Stay tuned as we continue to delve into the inequities faced by marginalized communities and the innovative solutions being developed to create a more inclusive and equitable healthcare system.
Sources:
[1] King, M. L., et al. (2016). Strategies for reducing health care disparities. JAMA, 315(17), 1884–1895. doi:10.1001/jama.2016.4348
[2] Tucker-Seeley, H., et al. (2012). The Truth About Health Care Disparities in the United States. Health Affairs, 31(8), 1667–1673. doi:10.1377/hlthaff.2012.0460
[3] Centers for Disease Control and Prevention (2020). Pregnancy Mortality Surveillance System. Retrieved from https://www.cdc.gov/reproductivehealth/MaternalInfantHealth/Pregnancy-Mortality-Surveillance-System.htm
[4] Institute of Medicine, National Research Council. (2013). Forging equity in health: A path to achievement.Washington, DC: National Academies Press. doi:10.17226/18312.
- Dr. Angela Bell explains that health inequities, defined as differences in healthcare and health outcomes related to race/ethnicity, socioeconomic status, location, age, gender, disability status, or sexual orientation, have a significant impact on her African American patient population.
- Lower education, income, smaller support systems, and lesser access to quality care and foods contribute to poorer health outcomes, as stated by Dr. Angela Bell.
- Wealth and income play a key role in health inequities, with lower-income individuals being adversely affected by the health consequences during the pandemic, according to Professor Debra Rose Wilson.
- Health inequities compound income disparities, creating a vicious cycle, as pointed out by Professor Debra Rose Wilson.
- Black people and other minorities often receive fewer procedures and lower quality medical care compared to white people, as indicated by research by Medical News Today.

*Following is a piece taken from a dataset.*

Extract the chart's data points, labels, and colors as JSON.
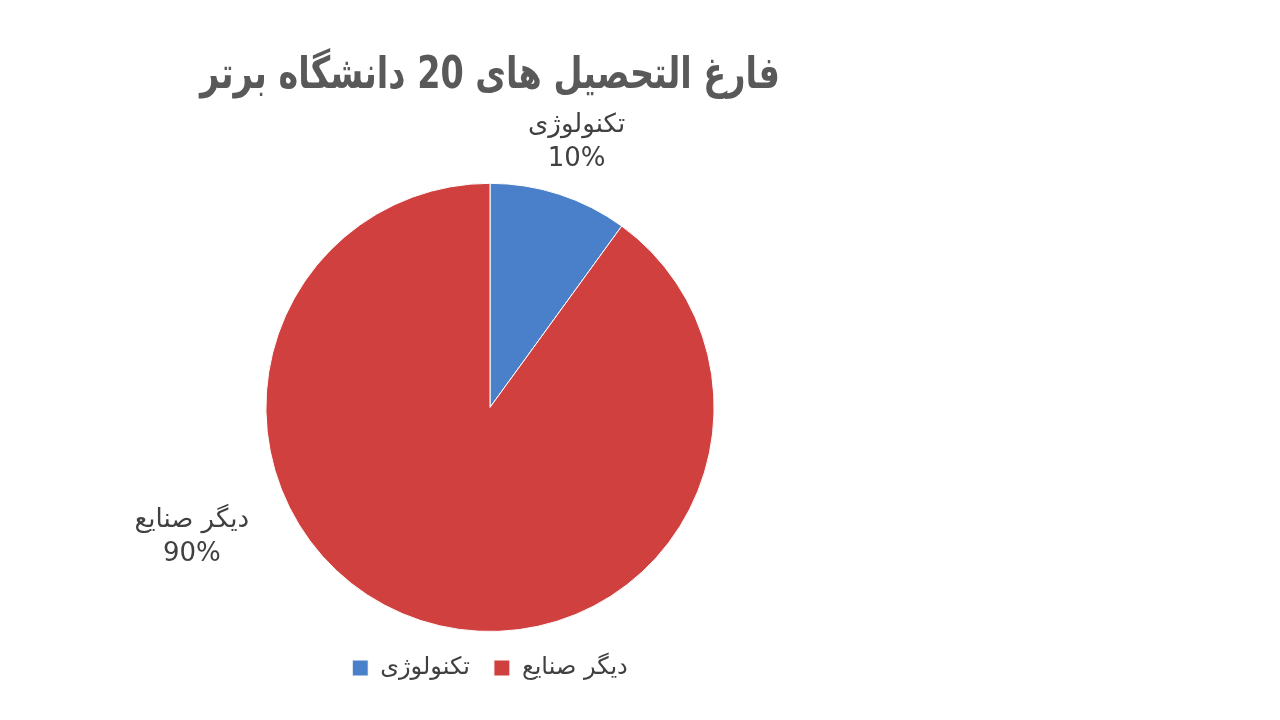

- Femi Aremu highlights the bias and stereotypes prevalent in healthcare that contribute to this disparity, stating, "Believe Black people."
- Dr. Valinda Riggins Nwadike stresses the need to hear and validate Black patients, pointing out that a trust deficit has grown, resulting in reduced access to quality care for some.
- Systemic racism in the medical industry persists until institutions prioritize diversity and inclusivity, as commented by Femi Aremu, and addressing it is crucial to eradicating health disparities.